16 luglio 1228. Quando Francesco d’Assisi divenne santo… “Sulla soglia”

Giotto, canonizzazione di San Francesco

Il 16 luglio 1228, a meno di due anni dalla sua morte, papa Gregorio IX proclamò santo Francesco d’Assisi. La canonizzazione avvenne nella città umbra davanti a una folla immensa, descritta con straordinaria intensità da Tommaso da Celano. Vescovi, abati, pellegrini, nobili e popolo riuniti per riconoscere ufficialmente ciò che, in fondo, era già accaduto nel cuore della gente. Francesco era già diventato un riferimento spirituale ben prima della proclamazione solenne della Chiesa.

La canonizzazione segnò l’inizio di una memoria pubblica destinata ad attraversare i secoli. Pochi giorni dopo, con la bolla Mira circa nos, Gregorio IX confermò ufficialmente il culto del santo e dispose la costruzione della grande Basilica che ancora oggi custodisce le sue spoglie.

Eppure, quando penso a Francesco, non è la Basilica il primo luogo che mi viene in mente.

Mi viene in mente una strada.

Mi viene in mente il pellegrino.

Mi viene in mente il lungo cammino che, secondo una tradizione antica e profondamente radicata nel Mezzogiorno, lo condusse da Assisi fino alla grotta di San Michele Arcangelo, sul Gargano.
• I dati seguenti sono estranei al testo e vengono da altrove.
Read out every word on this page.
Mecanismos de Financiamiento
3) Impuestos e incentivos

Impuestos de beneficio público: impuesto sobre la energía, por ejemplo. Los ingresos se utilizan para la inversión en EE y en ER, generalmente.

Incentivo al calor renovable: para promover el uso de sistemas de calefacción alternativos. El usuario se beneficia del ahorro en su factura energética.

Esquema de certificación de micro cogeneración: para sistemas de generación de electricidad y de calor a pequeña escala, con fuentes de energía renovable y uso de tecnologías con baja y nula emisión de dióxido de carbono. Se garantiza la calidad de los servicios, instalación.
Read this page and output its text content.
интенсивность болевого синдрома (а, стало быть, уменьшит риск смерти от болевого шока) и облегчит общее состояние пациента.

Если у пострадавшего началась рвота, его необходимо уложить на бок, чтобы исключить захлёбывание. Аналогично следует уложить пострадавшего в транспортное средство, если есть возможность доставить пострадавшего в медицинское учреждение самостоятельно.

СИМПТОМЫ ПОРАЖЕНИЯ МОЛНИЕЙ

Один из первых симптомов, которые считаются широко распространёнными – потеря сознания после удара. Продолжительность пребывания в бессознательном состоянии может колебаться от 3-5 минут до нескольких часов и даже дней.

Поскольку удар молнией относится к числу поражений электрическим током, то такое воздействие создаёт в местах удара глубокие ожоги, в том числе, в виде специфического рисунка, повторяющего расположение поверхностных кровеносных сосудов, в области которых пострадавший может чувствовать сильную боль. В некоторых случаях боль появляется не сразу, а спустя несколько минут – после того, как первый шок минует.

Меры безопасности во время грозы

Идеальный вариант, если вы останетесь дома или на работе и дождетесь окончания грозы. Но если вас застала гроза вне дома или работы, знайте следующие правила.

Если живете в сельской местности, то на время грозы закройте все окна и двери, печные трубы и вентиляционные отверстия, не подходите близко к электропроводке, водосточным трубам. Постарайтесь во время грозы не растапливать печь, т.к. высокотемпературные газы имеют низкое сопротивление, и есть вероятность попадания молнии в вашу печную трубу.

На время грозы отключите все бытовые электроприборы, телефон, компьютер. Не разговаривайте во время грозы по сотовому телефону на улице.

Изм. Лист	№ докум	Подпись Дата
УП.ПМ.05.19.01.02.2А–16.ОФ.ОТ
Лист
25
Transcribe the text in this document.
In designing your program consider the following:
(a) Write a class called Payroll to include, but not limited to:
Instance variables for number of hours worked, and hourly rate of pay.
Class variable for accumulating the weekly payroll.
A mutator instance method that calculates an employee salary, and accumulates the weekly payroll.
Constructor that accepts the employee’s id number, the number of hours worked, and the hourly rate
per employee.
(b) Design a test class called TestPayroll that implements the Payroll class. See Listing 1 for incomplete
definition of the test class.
Un viaggio che attraversa l’Italia non per conquistare un luogo, ma per lasciarsi trasformare dal viaggio stesso.

Forse è proprio lì che Francesco continua a parlarci.

Non nel santo già compiuto, ma nell’uomo ancora in cammino.

È per questo che il primo poemetto della mia raccolta Sulla soglia, pubblicata da Besa Muci nel novembre scorso, porta il titolo “Sulla soglia del silenzio” ed è dedicato proprio a quel pellegrinaggio.

Non ho voluto raccontare una vicenda storica.

Ho provato, piuttosto, ad ascoltare ciò che quel cammino continua a dire al nostro tempo.

Francesco attraversa montagne, valli, boschi, tratturi. Attraversa il silenzio prima ancora dei paesaggi. Il Gargano, con la sua grotta dedicata all’Arcangelo Michele, diventa il luogo simbolico di una soglia, quella tra la parola e il silenzio, tra la paura e l’affidamento, tra ciò che siamo e ciò che possiamo ancora diventare.

In fondo, ogni pellegrinaggio è questo.

Non serve ad arrivare.

Serve a cambiare.

A distanza di quasi ottocento anni dalla sua canonizzazione, Francesco continua a essere una domanda più che una risposta. Continua a ricordarci che la santità non coincide con la perfezione, ma con il coraggio di attraversare il mondo senza possederlo, custodendolo come un dono.

E forse è proprio questo il motivo per cui, scrivendo Sulla soglia, ho sentito il bisogno di iniziare da lui.

Perché ogni parola autentica nasce dopo un lungo tratto di silenzio.

E ogni cammino, prima o poi, conduce davanti a una soglia.